Lynne Hermle, Kleiner Perkins’ attorney, painted a much different picture of both the firm and Pao.

Kleiner Perkins “has been at the forefront of recruiting and supporting women throughout the tech industry,” she told the jury.

She said the firm has invested in companies owned by women and supported placing women on boards of directors. Kleiner Perkins’ chief financial officer, Susan Biglieri, has worked for the company for 25 years, and another woman, Mary Meeker, is a chief of its investing programs, Hermle said. And, she said, an expert’s study of 813 venture capital firms ranked Kleiner Perkins first in hiring, recruiting and supporting women.

As for Pao, Hermle said she was denied a promotion “because she didn’t have the necessary skills” for a senior investment position.
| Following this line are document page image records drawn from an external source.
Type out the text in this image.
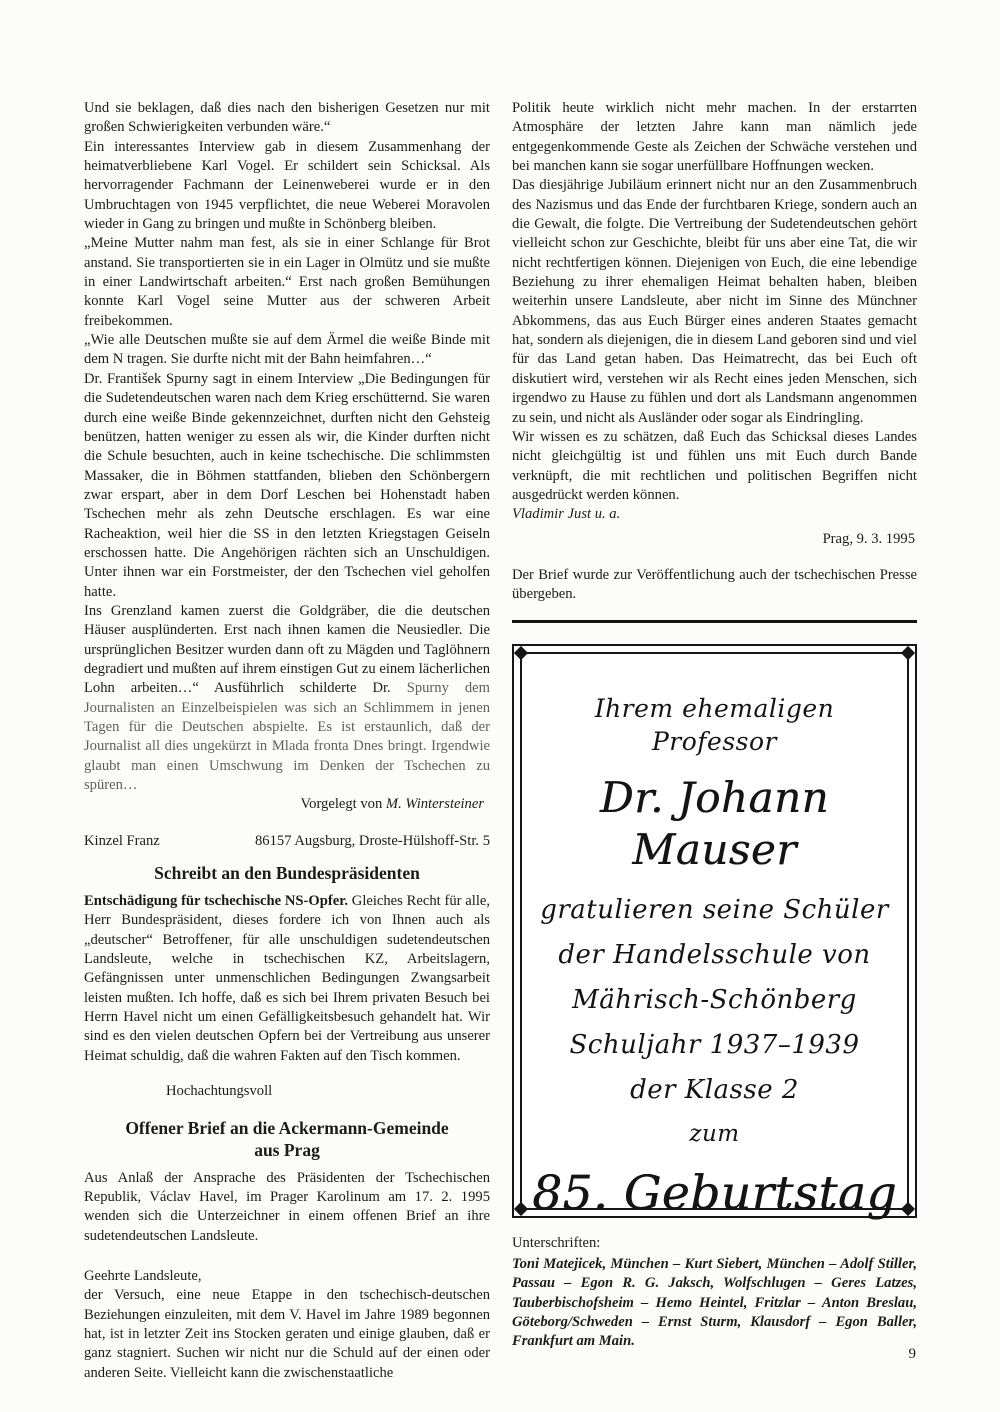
Und sie beklagen, daß dies nach den bisherigen Gesetzen nur mit großen Schwierigkeiten verbunden wäre.“

Ein interessantes Interview gab in diesem Zusammenhang der heimatverbliebene Karl Vogel. Er schildert sein Schicksal. Als hervorragender Fachmann der Leinenweberei wurde er in den Umbruchtagen von 1945 verpflichtet, die neue Weberei Moravolen wieder in Gang zu bringen und mußte in Schönberg bleiben.

„Meine Mutter nahm man fest, als sie in einer Schlange für Brot anstand. Sie transportierten sie in ein Lager in Olmütz und sie mußte in einer Landwirtschaft arbeiten.“ Erst nach großen Bemühungen konnte Karl Vogel seine Mutter aus der schweren Arbeit freibekommen.

„Wie alle Deutschen mußte sie auf dem Ärmel die weiße Binde mit dem N tragen. Sie durfte nicht mit der Bahn heimfahren…“

Dr. František Spurny sagt in einem Interview „Die Bedingungen für die Sudetendeutschen waren nach dem Krieg erschütternd. Sie waren durch eine weiße Binde gekennzeichnet, durften nicht den Gehsteig benützen, hatten weniger zu essen als wir, die Kinder durften nicht die Schule besuchten, auch in keine tschechische. Die schlimmsten Massaker, die in Böhmen stattfanden, blieben den Schönbergern zwar erspart, aber in dem Dorf Leschen bei Hohenstadt haben Tschechen mehr als zehn Deutsche erschlagen. Es war eine Racheaktion, weil hier die SS in den letzten Kriegstagen Geiseln erschossen hatte. Die Angehörigen rächten sich an Unschuldigen. Unter ihnen war ein Forstmeister, der den Tschechen viel geholfen hatte.

Ins Grenzland kamen zuerst die Goldgräber, die die deutschen Häuser ausplünderten. Erst nach ihnen kamen die Neusiedler. Die ursprünglichen Besitzer wurden dann oft zu Mägden und Taglöhnern degradiert und mußten auf ihrem einstigen Gut zu einem lächerlichen Lohn arbeiten…“ Ausführlich schilderte Dr. Spurny dem Journalisten an Einzelbeispielen was sich an Schlimmem in jenen Tagen für die Deutschen abspielte. Es ist erstaunlich, daß der Journalist all dies ungekürzt in Mlada fronta Dnes bringt. Irgendwie glaubt man einen Umschwung im Denken der Tschechen zu spüren…

Vorgelegt von M. Wintersteiner

Kinzel Franz	86157 Augsburg, Droste-Hülshoff-Str. 5
Schreibt an den Bundespräsidenten

Entschädigung für tschechische NS-Opfer. Gleiches Recht für alle, Herr Bundespräsident, dieses fordere ich von Ihnen auch als „deutscher“ Betroffener, für alle unschuldigen sudetendeutschen Landsleute, welche in tschechischen KZ, Arbeitslagern, Gefängnissen unter unmenschlichen Bedingungen Zwangsarbeit leisten mußten. Ich hoffe, daß es sich bei Ihrem privaten Besuch bei Herrn Havel nicht um einen Gefälligkeitsbesuch gehandelt hat. Wir sind es den vielen deutschen Opfern bei der Vertreibung aus unserer Heimat schuldig, daß die wahren Fakten auf den Tisch kommen.

Hochachtungsvoll

Offener Brief an die Ackermann-Gemeinde
aus Prag

Aus Anlaß der Ansprache des Präsidenten der Tschechischen Republik, Václav Havel, im Prager Karolinum am 17. 2. 1995 wenden sich die Unterzeichner in einem offenen Brief an ihre sudetendeutschen Landsleute.

Geehrte Landsleute,

der Versuch, eine neue Etappe in den tschechisch-deutschen Beziehungen einzuleiten, mit dem V. Havel im Jahre 1989 begonnen hat, ist in letzter Zeit ins Stocken geraten und einige glauben, daß er ganz stagniert. Suchen wir nicht nur die Schuld auf der einen oder anderen Seite. Vielleicht kann die zwischenstaatliche

Politik heute wirklich nicht mehr machen. In der erstarrten Atmosphäre der letzten Jahre kann man nämlich jede entgegenkommende Geste als Zeichen der Schwäche verstehen und bei manchen kann sie sogar unerfüllbare Hoffnungen wecken.

Das diesjährige Jubiläum erinnert nicht nur an den Zusammenbruch des Nazismus und das Ende der furchtbaren Kriege, sondern auch an die Gewalt, die folgte. Die Vertreibung der Sudetendeutschen gehört vielleicht schon zur Geschichte, bleibt für uns aber eine Tat, die wir nicht rechtfertigen können. Diejenigen von Euch, die eine lebendige Beziehung zu ihrer ehemaligen Heimat behalten haben, bleiben weiterhin unsere Landsleute, aber nicht im Sinne des Münchner Abkommens, das aus Euch Bürger eines anderen Staates gemacht hat, sondern als diejenigen, die in diesem Land geboren sind und viel für das Land getan haben. Das Heimatrecht, das bei Euch oft diskutiert wird, verstehen wir als Recht eines jeden Menschen, sich irgendwo zu Hause zu fühlen und dort als Landsmann angenommen zu sein, und nicht als Ausländer oder sogar als Eindringling.

Wir wissen es zu schätzen, daß Euch das Schicksal dieses Landes nicht gleichgültig ist und fühlen uns mit Euch durch Bande verknüpft, die mit rechtlichen und politischen Begriffen nicht ausgedrückt werden können.

Vladimir Just u. a.

Prag, 9. 3. 1995

Der Brief wurde zur Veröffentlichung auch der tschechischen Presse übergeben.

Ihrem ehemaligen Professor
Dr. Johann Mauser
gratulieren seine Schüler
der Handelsschule von
Mährisch-Schönberg
Schuljahr 1937–1939
der Klasse 2
zum
85. Geburtstag

Unterschriften:

Toni Matejicek, München – Kurt Siebert, München – Adolf Stiller, Passau – Egon R. G. Jaksch, Wolfschlugen – Geres Latzes, Tauberbischofsheim – Hemo Heintel, Fritzlar – Anton Breslau, Göteborg/Schweden – Ernst Sturm, Klausdorf – Egon Baller, Frankfurt am Main.

9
Management evaluations from 2007 onward also criticized Pao’s personal interactions, Hermle said — one anonymous critique in 2007-08 said that “at any moment in time, Ellen is not getting along with someone,” a critique two years later said she “seems to have a sense of entitlement,” and an assessment the next year said she was “not viewed as a good team member.”
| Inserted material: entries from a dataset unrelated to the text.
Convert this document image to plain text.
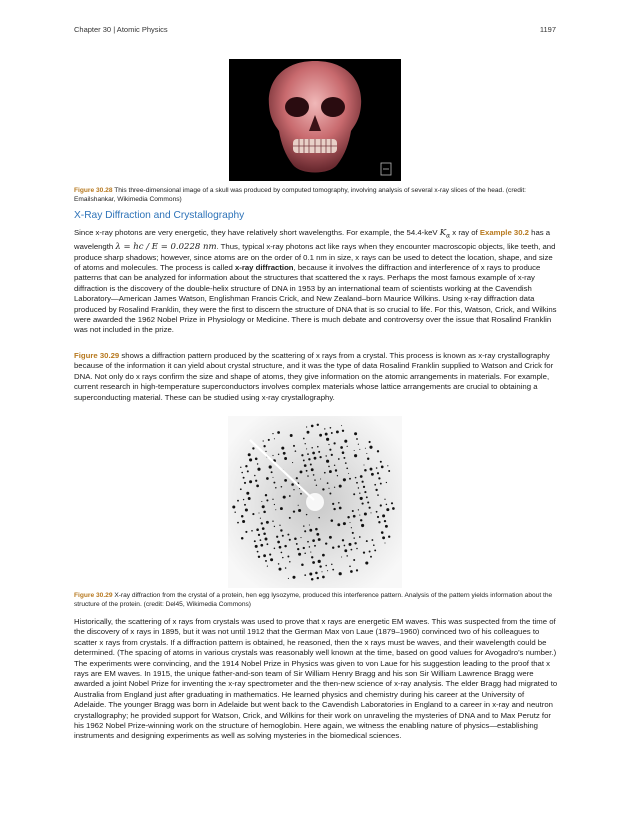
Chapter 30 | Atomic Physics	1197
Figure 30.28 This three-dimensional image of a skull was produced by computed tomography, involving analysis of several x-ray slices of the head. (credit: Emailshankar, Wikimedia Commons)
X-Ray Diffraction and Crystallography

Since x-ray photons are very energetic, they have relatively short wavelengths. For example, the 54.4-keV $K_\alpha$ x ray of Example 30.2 has a wavelength λ = hc / E = 0.0228 nm. Thus, typical x-ray photons act like rays when they encounter macroscopic objects, like teeth, and produce sharp shadows; however, since atoms are on the order of 0.1 nm in size, x rays can be used to detect the location, shape, and size of atoms and molecules. The process is called x-ray diffraction, because it involves the diffraction and interference of x rays to produce patterns that can be analyzed for information about the structures that scattered the x rays. Perhaps the most famous example of x-ray diffraction is the discovery of the double-helix structure of DNA in 1953 by an international team of scientists working at the Cavendish Laboratory—American James Watson, Englishman Francis Crick, and New Zealand–born Maurice Wilkins. Using x-ray diffraction data produced by Rosalind Franklin, they were the first to discern the structure of DNA that is so crucial to life. For this, Watson, Crick, and Wilkins were awarded the 1962 Nobel Prize in Physiology or Medicine. There is much debate and controversy over the issue that Rosalind Franklin was not included in the prize.

Figure 30.29 shows a diffraction pattern produced by the scattering of x rays from a crystal. This process is known as x-ray crystallography because of the information it can yield about crystal structure, and it was the type of data Rosalind Franklin supplied to Watson and Crick for DNA. Not only do x rays confirm the size and shape of atoms, they give information on the atomic arrangements in materials. For example, current research in high-temperature superconductors involves complex materials whose lattice arrangements are crucial to obtaining a superconducting material. These can be studied using x-ray crystallography.

Figure 30.29 X-ray diffraction from the crystal of a protein, hen egg lysozyme, produced this interference pattern. Analysis of the pattern yields information about the structure of the protein. (credit: Del45, Wikimedia Commons)

Historically, the scattering of x rays from crystals was used to prove that x rays are energetic EM waves. This was suspected from the time of the discovery of x rays in 1895, but it was not until 1912 that the German Max von Laue (1879–1960) convinced two of his colleagues to scatter x rays from crystals. If a diffraction pattern is obtained, he reasoned, then the x rays must be waves, and their wavelength could be determined. (The spacing of atoms in various crystals was reasonably well known at the time, based on good values for Avogadro’s number.) The experiments were convincing, and the 1914 Nobel Prize in Physics was given to von Laue for his suggestion leading to the proof that x rays are EM waves. In 1915, the unique father-and-son team of Sir William Henry Bragg and his son Sir William Lawrence Bragg were awarded a joint Nobel Prize for inventing the x-ray spectrometer and the then-new science of x-ray analysis. The elder Bragg had migrated to Australia from England just after graduating in mathematics. He learned physics and chemistry during his career at the University of Adelaide. The younger Bragg was born in Adelaide but went back to the Cavendish Laboratories in England to a career in x-ray and neutron crystallography; he provided support for Watson, Crick, and Wilkins for their work on unraveling the mysteries of DNA and to Max Perutz for his 1962 Nobel Prize-winning work on the structure of hemoglobin. Here again, we witness the enabling nature of physics—establishing instruments and designing experiments as well as solving mysteries in the biomedical sciences.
But Exelrod quoted similar language in evaluations of male employees — one was urged to be “less critical and quick to judgment,” another “comes across as arrogant” — and said they were among three men promoted to senior partner in 2011. At the same time, he said, the firm denied promotions to three women, including Pao, whose work had led to Kleiner Perkins’ successful investment in the patent-risk management firm RPX.

Pao, who had worked as a lawyer and spent seven years at technology firms, was hired in 2005 at age 35 as chief of staff to John Doerr, a Kleiner Perkins managing partner. Her job included speech writing and administrative tasks, but Exelrod said Pao wanted to work in investments and was given assurances that “she would become an investment partner, over time.”

He said her investment work was sometimes credited to others, like the male senior partner who was given a seat on the RPX board of directors.

Doerr praised her work, calling her “exceptionally talented” in a 2007 evaluation, and later fought to keep her at the company when other senior managers wanted to fire her, Exelrod said.

He attributed their antagonism to her complaints about discrimination and harassment — in particular, by Ajit Nazre, the co-worker with whom she had a brief affair in 2006 after what Exelrod described as unrelenting pressure and lies about his marriage.

Despite similar complaints by another female employee, Exelrod said, Nazre was promoted to senior partner in 2008. He left after the women resumed their complaints and the company conducted an investigation.